JamesChevalier · March 22, 2021, 1:42am

The server that stores all the background job info ran out of memory because someone mentioned CityStrides in #ukrunchat on Twitter. I already knew that you all run too much, but it turns out there’s a bunch of other people who haven’t heard of CityStrides yet who also run too much (hey, maybe you can be friends!) so now that I’ve resized that server (goodbyeeeeeee ) things are back in shape.

The time frame is a bit of a guess it definitely ended by 9:30pm Eastern, though.

I think there could be some issues around activities synced during this time frame where either the full activity won’t be present in CityStrides or the progress won’t be correctly/fully calculated. So if you notice any troubles with activities that would have synced in that time frame, let me know here and I can clean it up for you.
An activity might have synced during that time frame if you saved it around then or if you signed up sometime before then & your sync was ongoing at that time. That’s not super helpful, but hopefully it’s better than nothing.

If you’re new here and this is your introduction to CityStrides oh no

Update: Of course, everything happens all of the time … Today the database also ran low on space. I have alerting set up to catch this in time, so there was never any danger of completely running out. The process to resize that disk, however, causes the performance of the database to be degraded. The fact that this is happening right when there’s a massive increase in background job activity means I’m having trouble keeping the site up. I’m looking into throttling the background jobs in a way that lets the site run.

richwarne2003 · March 22, 2021, 4:07pm

I’ll keep subscribing!!!

matthewlindley · March 22, 2021, 6:38pm

My run from 3/21 at 3:37 EDT hasn’t synced yet. Is this part of the broader server issue?

JamesChevalier · March 22, 2021, 6:44pm

Could be … I queued up a sync in case it is.

jpbari · March 22, 2021, 7:12pm

looks like another swamping/attack.

JamesChevalier · March 22, 2021, 7:47pm

Yeah, it’s the same situation from my ‘update’ on the first post here.

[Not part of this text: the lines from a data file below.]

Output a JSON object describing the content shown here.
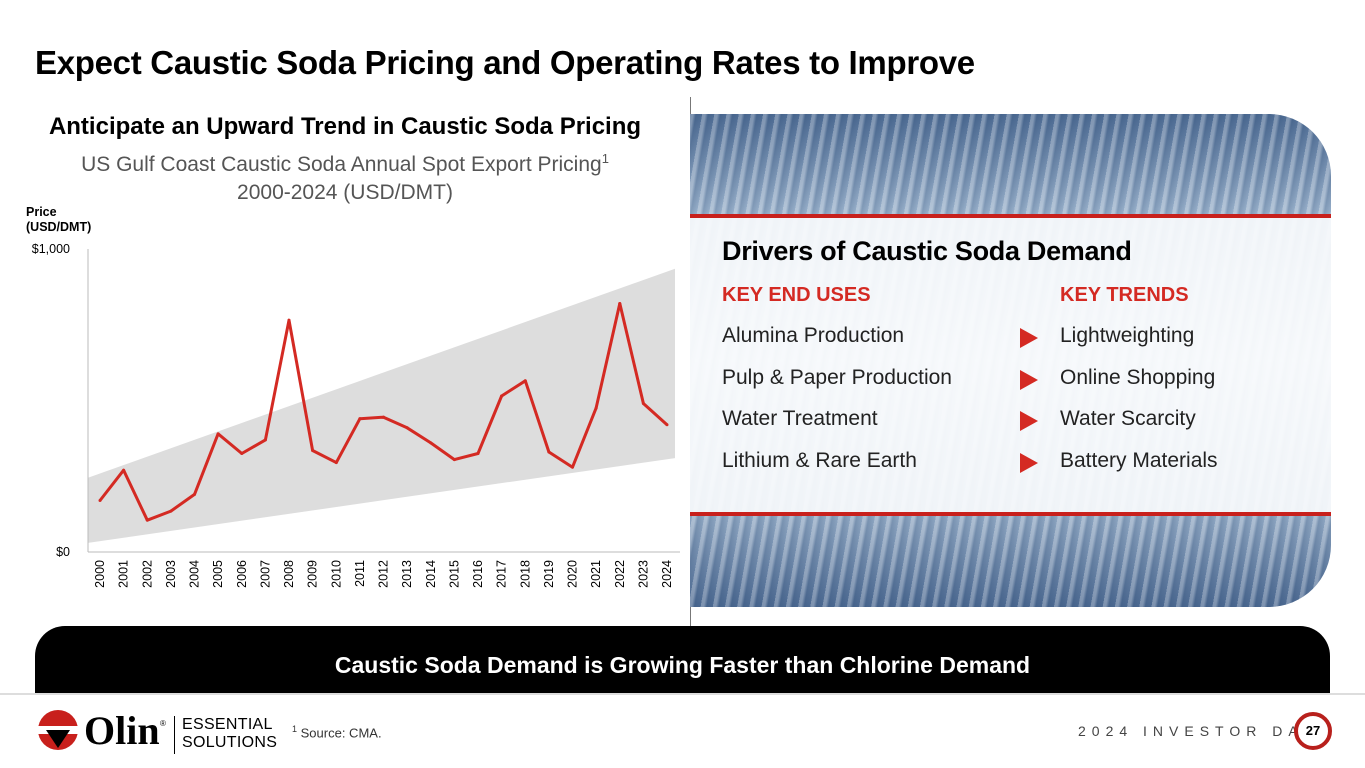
{
  "page": {
    "title": "Expect Caustic Soda Pricing and Operating Rates to Improve",
    "number": "27",
    "event": "2024 INVESTOR DAY"
  },
  "chart_panel": {
    "title": "Anticipate an Upward Trend in Caustic Soda Pricing",
    "subtitle_line1": "US Gulf Coast Caustic Soda Annual Spot Export Pricing",
    "subtitle_sup": "1",
    "subtitle_line2": "2000-2024 (USD/DMT)",
    "price_label_line1": "Price",
    "price_label_line2": "(USD/DMT)"
  },
  "chart_data": {
    "type": "line",
    "title": "US Gulf Coast Caustic Soda Annual Spot Export Pricing 2000-2024 (USD/DMT)",
    "ylabel": "Price (USD/DMT)",
    "xlabel": "",
    "ylim": [
      0,
      1000
    ],
    "ytick_labels": [
      "$0",
      "$1,000"
    ],
    "x": [
      "2000",
      "2001",
      "2002",
      "2003",
      "2004",
      "2005",
      "2006",
      "2007",
      "2008",
      "2009",
      "2010",
      "2011",
      "2012",
      "2013",
      "2014",
      "2015",
      "2016",
      "2017",
      "2018",
      "2019",
      "2020",
      "2021",
      "2022",
      "2023",
      "2024"
    ],
    "series": [
      {
        "name": "Price",
        "color": "#d42a23",
        "values": [
          170,
          270,
          105,
          135,
          190,
          390,
          325,
          370,
          765,
          335,
          295,
          440,
          445,
          410,
          360,
          305,
          325,
          515,
          565,
          330,
          280,
          475,
          820,
          490,
          420
        ]
      }
    ],
    "trend_band": {
      "color": "#dddddd",
      "lower": {
        "x_start": "2000",
        "y_start": 30,
        "x_end": "2024",
        "y_end": 310
      },
      "upper": {
        "x_start": "2000",
        "y_start": 245,
        "x_end": "2024",
        "y_end": 935
      }
    },
    "grid": false
  },
  "drivers": {
    "title": "Drivers of Caustic Soda Demand",
    "left_heading": "KEY END USES",
    "right_heading": "KEY TRENDS",
    "end_uses": [
      "Alumina Production",
      "Pulp & Paper Production",
      "Water Treatment",
      "Lithium & Rare Earth"
    ],
    "trends": [
      "Lightweighting",
      "Online Shopping",
      "Water Scarcity",
      "Battery Materials"
    ],
    "accent_color": "#d42a23"
  },
  "banner": {
    "text": "Caustic Soda Demand is Growing Faster than Chlorine Demand"
  },
  "footer": {
    "logo_text": "Olin",
    "logo_registered": "®",
    "division_line1": "ESSENTIAL",
    "division_line2": "SOLUTIONS",
    "source_sup": "1",
    "source_text": "Source: CMA."
  }
}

I had to increase the size of the database disk, which causes the database to be less performant … that, paired with all the new signups, means things are extremely fragile right now. I’d normally resize the disk at night, to avoid all this trouble, but everything all kind of happened at once. I’ve got some solid ideas on how to avoid this in the future (mainly taking earlier action on my existing ‘low disk’ alerts ).

For the original issue - lots of signups queuing up more work than can be handled - I’ll be spending a bunch of time tonight figuring out where I can ‘pause’ things if server resources decrease enough.

fredrik.coulter · March 22, 2021, 8:06pm

Being selfish, since at this point all my new road runs are on weekends (I’ve run all the roads that I can get to and back in an hour), feel free to do all your maintenance activities during the week. It’s unimportant if it affects anyone else as long as I’m OK.